California’s adult education program is delivered statewide through the Adult Education Block Grant (AEBG). This program has been funded annually at $500 million since its inception in 2015-16. To understand the AEBG, it is worth reviewing the recent past that led to its creation.
Before Recession: Prior to 2009, K-12 adult education in California was funded at $780 million. Additionally, about 30 percent of the entire program was offered through the community colleges as a part of their delivery system. The severe cuts to K-12 education in 2009 led to districts being allowed to use categorical restricted funding flexibly and as needed, and this included adult education. With flexibility, school districts reduced adult education funding by about 50 percent statewide.
Post-Recession: As the economy rebounded and Proposition 30 was passed to increase state revenues, adult education resurfaced within the context of whether it should be in K-12 districts or community colleges. The Legislative Analyst Office (LAO), after an extensive study of adult education, recommended in December 2012 that it continue in K-12 districts with a proviso that included working with community college districts through regional consortia.
AB 86: As part of the 2013-14 budget, AB 86 froze adult education funding in K-12 districts. More important, AB 86 carried adult education forward by establishing 71 consortia statewide to create plans for delivering adult education programs. $25 million was earmarked to support the consortia plans developed by K-12 and community college districts.
Current Status and Future of the AEBG:
AB 104: Another budget bill, AB 104 in 2015, established the AEBG with $500 million for the 71 consortia. AB 104 identifies governing provisions, allowable adult education programs, and outcome expectations.

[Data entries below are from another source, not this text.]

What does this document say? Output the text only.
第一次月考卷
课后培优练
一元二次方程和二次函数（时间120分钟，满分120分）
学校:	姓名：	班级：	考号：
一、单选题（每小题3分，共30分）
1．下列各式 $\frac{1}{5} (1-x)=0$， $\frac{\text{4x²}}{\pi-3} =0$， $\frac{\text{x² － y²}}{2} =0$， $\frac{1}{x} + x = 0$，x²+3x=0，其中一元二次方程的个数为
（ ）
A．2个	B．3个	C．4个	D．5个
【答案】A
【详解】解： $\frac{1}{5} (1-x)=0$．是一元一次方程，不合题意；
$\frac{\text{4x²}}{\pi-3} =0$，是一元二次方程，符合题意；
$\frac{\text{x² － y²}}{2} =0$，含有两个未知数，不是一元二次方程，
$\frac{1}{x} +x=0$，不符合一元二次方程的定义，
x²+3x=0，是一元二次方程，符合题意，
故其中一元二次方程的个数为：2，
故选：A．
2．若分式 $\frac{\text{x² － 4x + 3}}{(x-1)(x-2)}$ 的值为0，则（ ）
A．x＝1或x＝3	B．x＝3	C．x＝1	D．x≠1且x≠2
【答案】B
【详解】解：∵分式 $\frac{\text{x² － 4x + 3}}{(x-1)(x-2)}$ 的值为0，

The California Department of Education (CDE) and the California Community Colleges (CCC) are assigned agency responsibility for the program. $500 million was again provided for 2016-17 for the AEBG; this same amount is now proposed for 2017-18.
LAO Report: To assess the AEBG, AB 104 required CDE and the CCC to submit a summative report by Fall 2016. In March 2017, the LAO reported to the legislature that the aforementioned report fell short of meeting the reporting requirements by failing to provide useful information on program outcomes, effectiveness of each consortium, recommendations on delivery and improved alignment, unduplicated number of individuals served, aligning assessment and data, fee policies, and teacher reciprocity between adult education and community colleges.
Future: In spite of the LAO report, which places the AEBG at risk for funding, this program remains one that should continue for two major reasons: it is one of the state’s approaches to addressing workforce development and income inequities, and it delivers the education critical to citizenship. The points identified in the LAO report need to be addressed. The AEBG has great potential if the intent of AB 104 is met through focusing on clear expectations and leveraging resources.